Search code examples
pythontensorflowtensorflow2.0huggingface-transformers

huggingface transformer with tensorflow saves two files as model weights


This is how I build the model for classification task:

    def bert_for_classification(transformer_model_name, max_sequence_length, num_labels):
        config = ElectraConfig.from_pretrained(
            transformer_model_name,
            num_labels=num_labels,
            output_hidden_states=False,
            output_attentions=False
        )
        model = TFElectraForSequenceClassification.from_pretrained(transformer_model_name, config=config)
        # This is the input for the tokens themselves(words from the dataset after encoding):
        input_ids = tf.keras.layers.Input(shape=(max_sequence_length,), dtype=tf.int32, name='input_ids')

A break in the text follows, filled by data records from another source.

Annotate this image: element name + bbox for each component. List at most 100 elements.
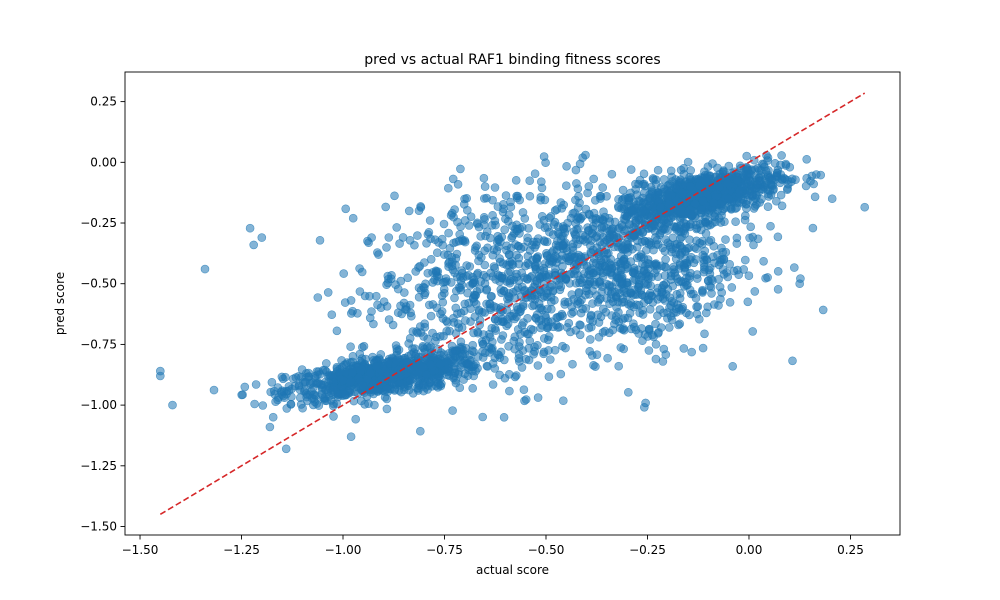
- scatter-point: [200, 264, 210, 274]
- scatter-point: [347, 368, 357, 378]
- scatter-point: [469, 328, 478, 338]
- scatter-point: [773, 266, 783, 276]
- scatter-point: [644, 295, 653, 305]
- scatter-point: [544, 259, 554, 269]
- y-tick-label: −1.50: [80, 520, 117, 534]
- scatter-point: [468, 340, 478, 350]
- scatter-point: [316, 379, 325, 389]
- scatter-point: [570, 208, 579, 217]
- scatter-point: [431, 266, 441, 276]
- scatter-point: [592, 243, 602, 252]
- scatter-point: [433, 382, 443, 392]
- scatter-point: [717, 206, 727, 216]
- scatter-point: [661, 350, 671, 359]
- scatter-point: [539, 347, 549, 357]
- scatter-point: [237, 390, 246, 400]
- scatter-point: [739, 167, 748, 177]
- scatter-point: [382, 301, 392, 311]
- scatter-point: [561, 343, 570, 353]
- scatter-point: [773, 284, 783, 294]
- scatter-point: [675, 206, 685, 216]
- scatter-point: [490, 263, 500, 273]
- scatter-point: [372, 362, 381, 371]
- scatter-point: [651, 259, 661, 268]
- scatter-point: [597, 222, 607, 232]
- scatter-point: [685, 172, 694, 182]
- scatter-point: [345, 385, 355, 395]
- scatter-point: [527, 293, 536, 303]
- scatter-point: [504, 210, 514, 220]
- scatter-point: [685, 255, 695, 264]
- scatter-point: [681, 277, 690, 287]
- scatter-point: [351, 414, 361, 424]
- scatter-point: [533, 234, 543, 243]
- scatter-point: [410, 240, 419, 250]
- scatter-point: [250, 399, 259, 409]
- scatter-point: [721, 247, 731, 257]
- scatter-point: [451, 254, 461, 263]
- scatter-point: [728, 361, 738, 371]
- scatter-point: [490, 364, 500, 373]
- scatter-point: [426, 311, 436, 321]
- scatter-point: [701, 308, 711, 318]
- scatter-point: [694, 314, 704, 324]
- scatter-point: [789, 263, 799, 272]
- scatter-point: [693, 302, 703, 311]
- scatter-point: [506, 197, 515, 207]
- scatter-point: [460, 216, 470, 225]
- scatter-point: [633, 265, 643, 275]
- scatter-point: [776, 190, 786, 200]
- scatter-point: [402, 305, 411, 314]
- scatter-point: [687, 347, 697, 357]
- scatter-point: [267, 377, 277, 387]
- scatter-point: [659, 184, 669, 193]
- scatter-point: [626, 165, 636, 174]
- scatter-point: [692, 274, 702, 283]
- scatter-point: [651, 339, 661, 349]
- scatter-point: [777, 201, 787, 211]
- scatter-point: [645, 304, 655, 314]
- x-tick-label: −1.50: [122, 543, 159, 557]
- scatter-point: [530, 347, 539, 356]
- scatter-point: [541, 158, 550, 167]
- scatter-point: [209, 385, 219, 395]
- scatter-point: [749, 204, 759, 213]
- y-tick-label: 0.25: [90, 95, 117, 109]
- scatter-point: [703, 221, 712, 230]
- scatter-point: [277, 372, 287, 382]
- scatter-point: [540, 195, 550, 205]
- plot-frame: [124, 71, 901, 536]
- scatter-point: [672, 289, 682, 299]
- scatter-point: [286, 399, 296, 409]
- scatter-point: [754, 176, 764, 185]
- scatter-point: [423, 268, 433, 278]
- scatter-point: [428, 328, 437, 338]
- scatter-point: [684, 243, 694, 253]
- scatter-point: [499, 355, 509, 365]
- scatter-point: [269, 386, 279, 396]
- scatter-point: [641, 269, 651, 279]
- scatter-point: [583, 188, 592, 198]
- scatter-point: [605, 299, 614, 309]
- scatter-point: [647, 211, 657, 221]
- y-tick-label: −1.00: [80, 398, 117, 412]
- scatter-point: [329, 412, 338, 421]
- scatter-point: [660, 262, 669, 272]
- scatter-point: [449, 349, 459, 358]
- scatter-point: [651, 319, 660, 329]
- scatter-point: [520, 214, 530, 223]
- scatter-point: [678, 302, 688, 312]
- scatter-point: [495, 277, 505, 286]
- scatter-point: [406, 311, 416, 321]
- scatter-point: [599, 207, 608, 216]
- scatter-point: [713, 250, 722, 260]
- scatter-point: [315, 236, 325, 245]
- scatter-point: [512, 312, 521, 322]
- scatter-point: [431, 336, 440, 346]
- scatter-point: [565, 278, 575, 288]
- scatter-point: [630, 211, 640, 221]
- scatter-point: [676, 234, 685, 243]
- scatter-point: [481, 231, 490, 241]
- scatter-point: [595, 191, 605, 201]
- scatter-point: [404, 339, 414, 348]
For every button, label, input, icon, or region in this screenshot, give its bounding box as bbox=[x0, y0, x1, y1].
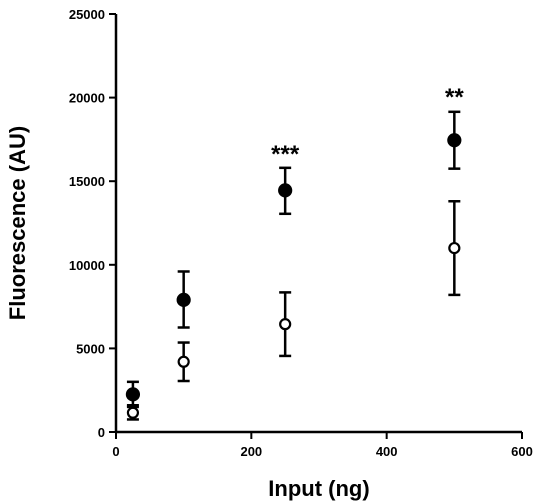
annotations: ***** bbox=[271, 84, 464, 168]
data-point-filled bbox=[176, 292, 191, 308]
y-tick-label: 10000 bbox=[69, 258, 105, 273]
data-point-open bbox=[448, 241, 461, 255]
x-tick-label: 200 bbox=[240, 444, 262, 459]
axes bbox=[114, 14, 522, 434]
data-point-open bbox=[279, 318, 292, 331]
data-point-filled bbox=[125, 387, 141, 402]
y-tick-label: 25000 bbox=[69, 7, 105, 22]
data-point-open bbox=[177, 355, 190, 368]
ticks: 0 200 400 600 0 5000 10000 15000 20000 25000 bbox=[69, 7, 533, 459]
y-tick-label: 20000 bbox=[69, 91, 105, 106]
data-point-filled bbox=[447, 133, 462, 148]
significance-marker: *** bbox=[271, 141, 300, 168]
y-tick-label: 5000 bbox=[76, 341, 105, 356]
data-point-open bbox=[126, 406, 140, 419]
x-tick-label: 600 bbox=[511, 444, 533, 459]
y-tick-label: 15000 bbox=[69, 174, 105, 189]
x-tick-label: 400 bbox=[376, 444, 398, 459]
data-points bbox=[125, 133, 462, 419]
significance-marker: ** bbox=[445, 84, 464, 111]
x-axis-title: Input (ng) bbox=[268, 476, 369, 501]
data-point-filled bbox=[278, 183, 293, 198]
y-axis-title: Fluorescence (AU) bbox=[5, 126, 30, 320]
x-tick-label: 0 bbox=[112, 444, 119, 459]
y-tick-label: 0 bbox=[98, 425, 105, 440]
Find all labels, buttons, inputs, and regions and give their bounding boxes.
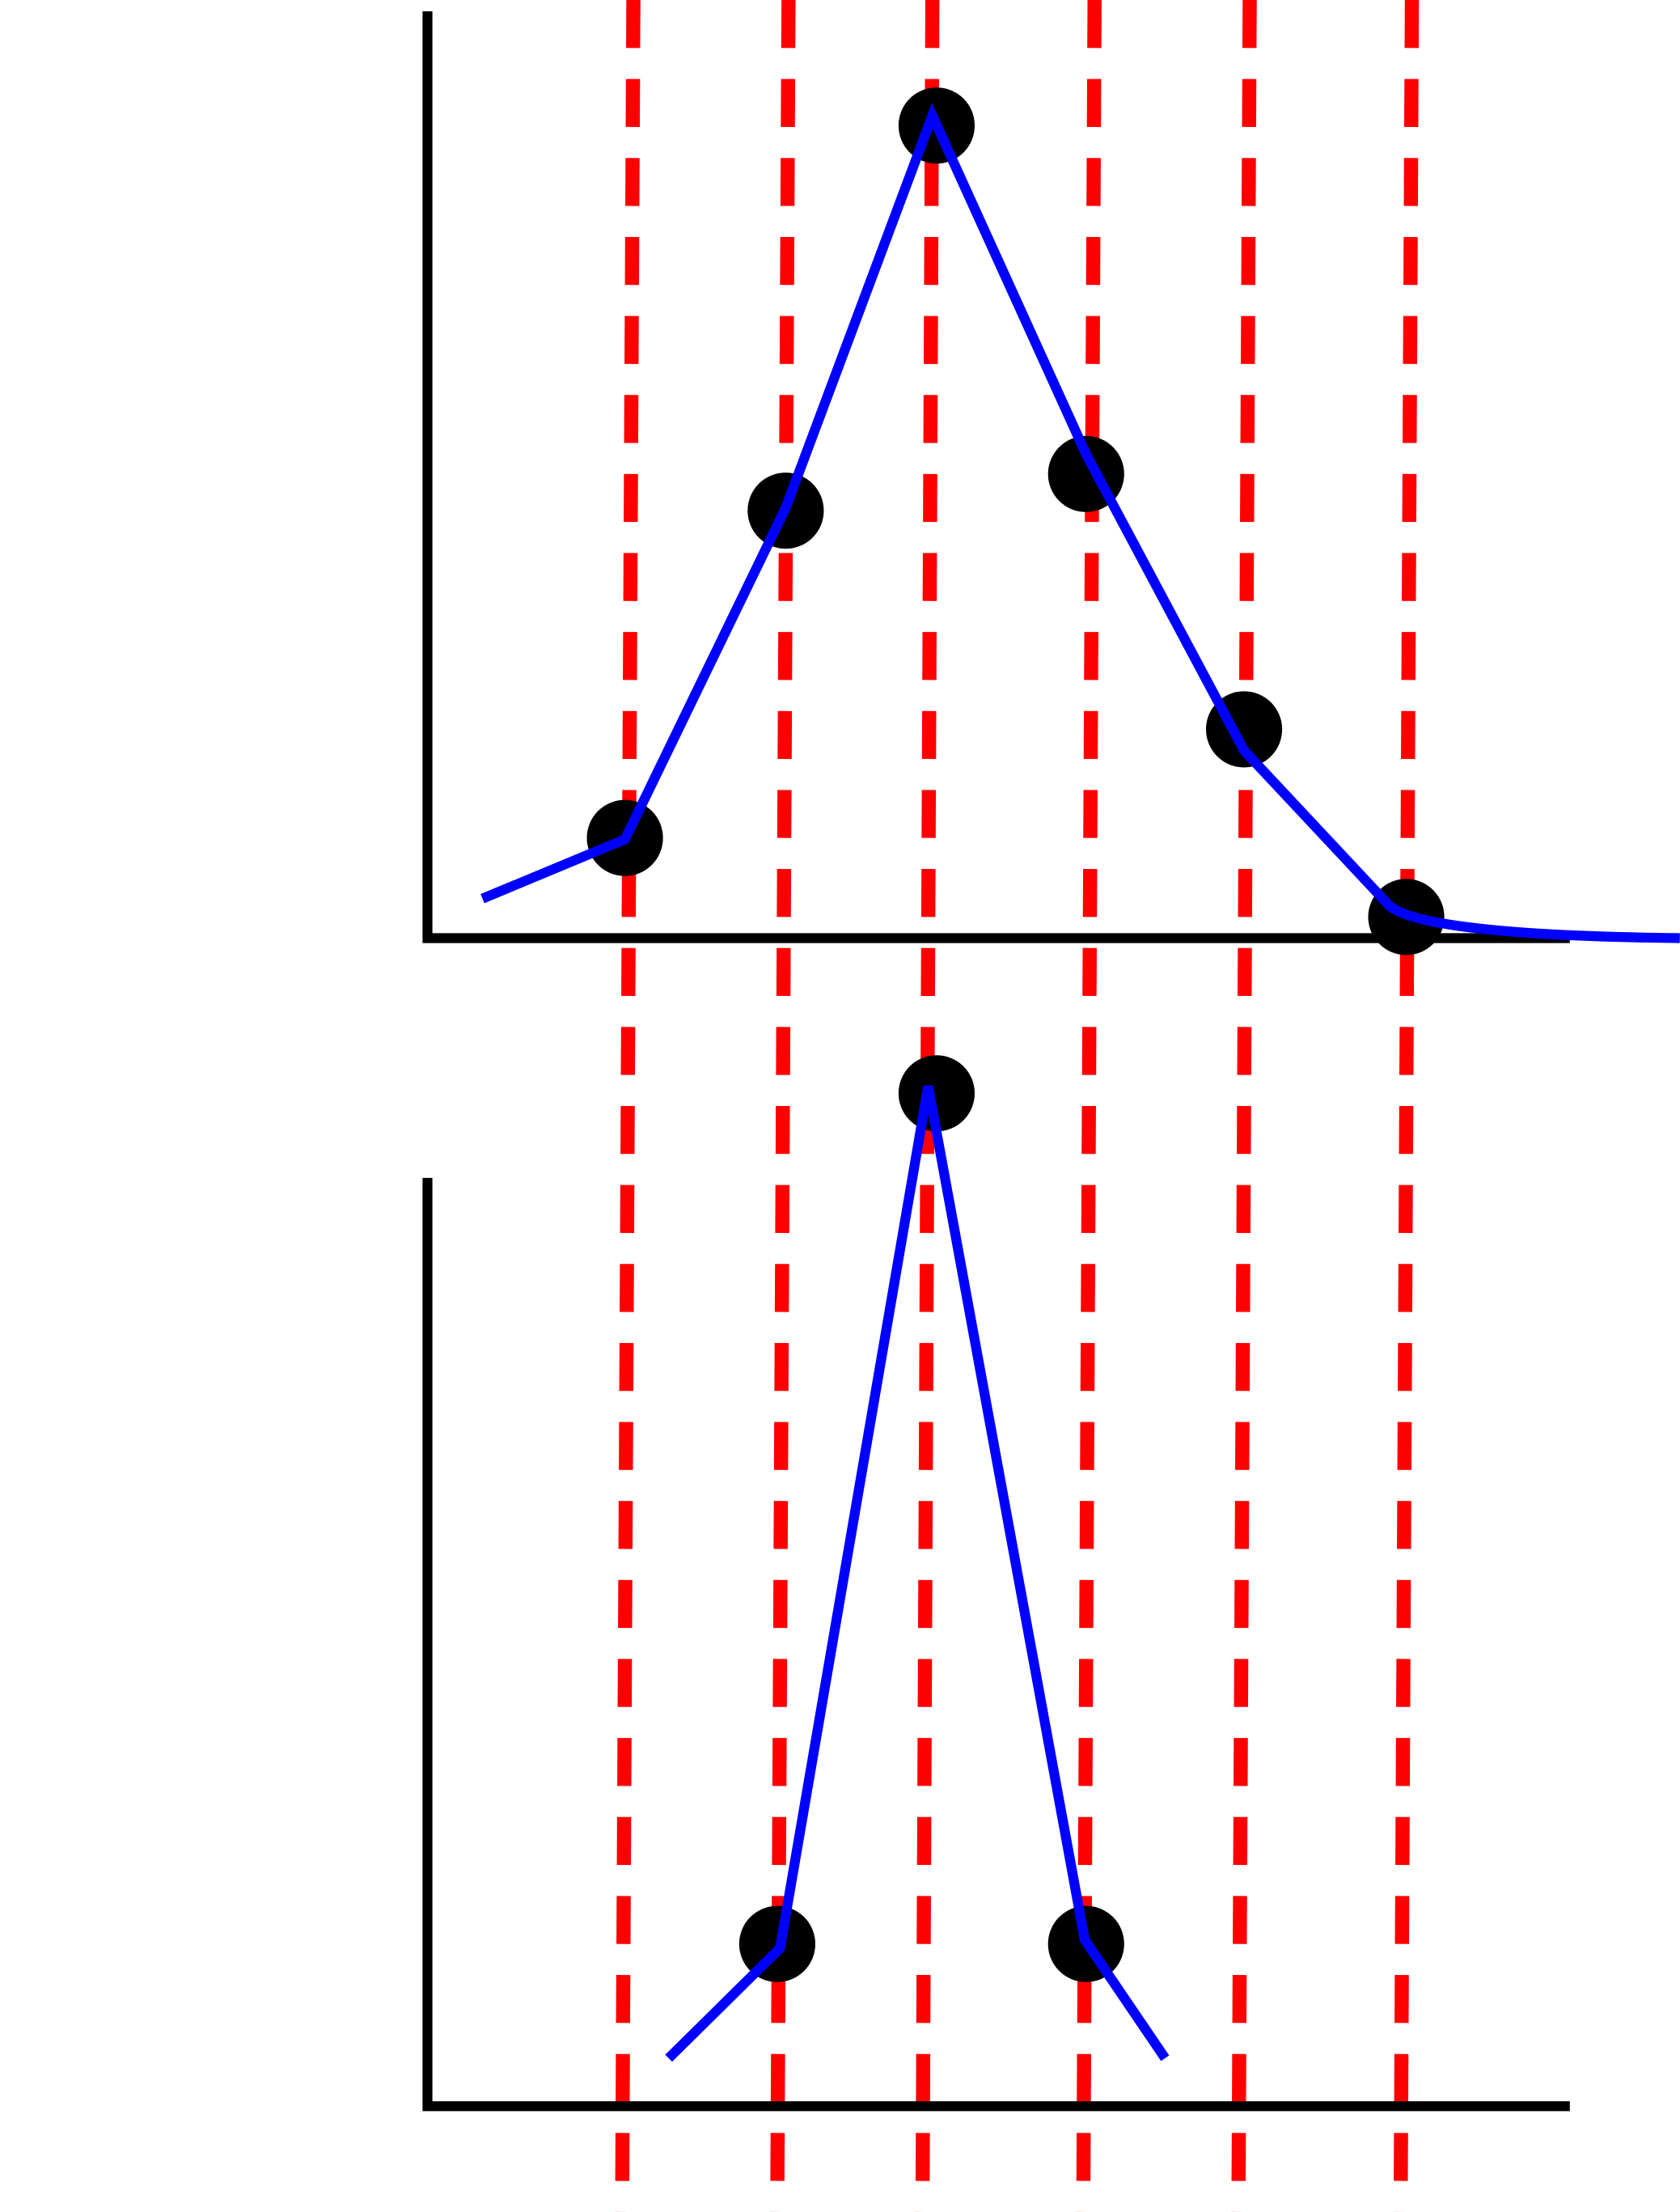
axes [422, 1177, 1570, 2112]
bottom-panel [422, 1055, 1570, 2112]
point [898, 1055, 975, 1132]
guide-line [770, 0, 796, 2212]
fit-curve [665, 1085, 1170, 2062]
guide-line [1076, 0, 1102, 2212]
guide-line [615, 0, 641, 2212]
guide-line [1393, 0, 1420, 2212]
fit-curve [480, 103, 1680, 943]
dashed-guides [615, 0, 1420, 2212]
axes [422, 11, 1570, 943]
points [738, 1055, 1124, 1982]
guide-line [1231, 0, 1257, 2212]
top-panel [422, 11, 1680, 956]
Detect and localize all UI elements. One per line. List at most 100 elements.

        # attention_mask - is a binary mask which tells BERT which tokens to attend and which not to attend.
        # Encoder will add the 0 tokens to the some sequence which smaller than MAX_SEQUENCE_LENGTH,
        # and attention_mask, in this case, tells BERT where is the token from the original data and where is 0 pad
        # token:
        attention_mask = tf.keras.layers.Input((max_sequence_length,), dtype=tf.int32, name='attention_mask')

        # Use previous inputs as BERT inputs:
        output = model([input_ids, attention_mask])[0]
        output = tf.keras.layers.Dense(num_labels, activation='softmax')(output)
        model = tf.keras.models.Model(inputs=[input_ids, attention_mask], outputs=output)

        model.compile(loss=keras.losses.CategoricalCrossentropy(),
                      optimizer=keras.optimizers.Adam(3e-05, epsilon=1e-08),
                      metrics=['accuracy'])

        return model

After I trained this model I save it using model.save_weights('model.hd5') But it turns out there are two files that are saved: model.hd5.index and model.hd5.data-00000-of-00001

How should I load this model from the disk?


Solution

  • You have 2 possibilities to save a model, either in keras h5 format or in tensorflow SavedModel format.

    You can determine the format by passing the save_format argument and set it to either "h5" or "tf". If you don't specify this argument, the format will be determined by the name you have passed. If the name has the .h5 suffix, it will be saved in keras, otherwise in the SavedModel format.

    Anyway, since you have specified suffix hd5 instead of h5, it will be saved in SavedModel format.

    You can simply load them in the same way you have saved them.

    model.save_weights("model.h5")   #h5 format
    model.load_weights("model.h5")
    #or
    model.save_weights("mymodel")    #SavedModel format
    model.load_weights("mymodel")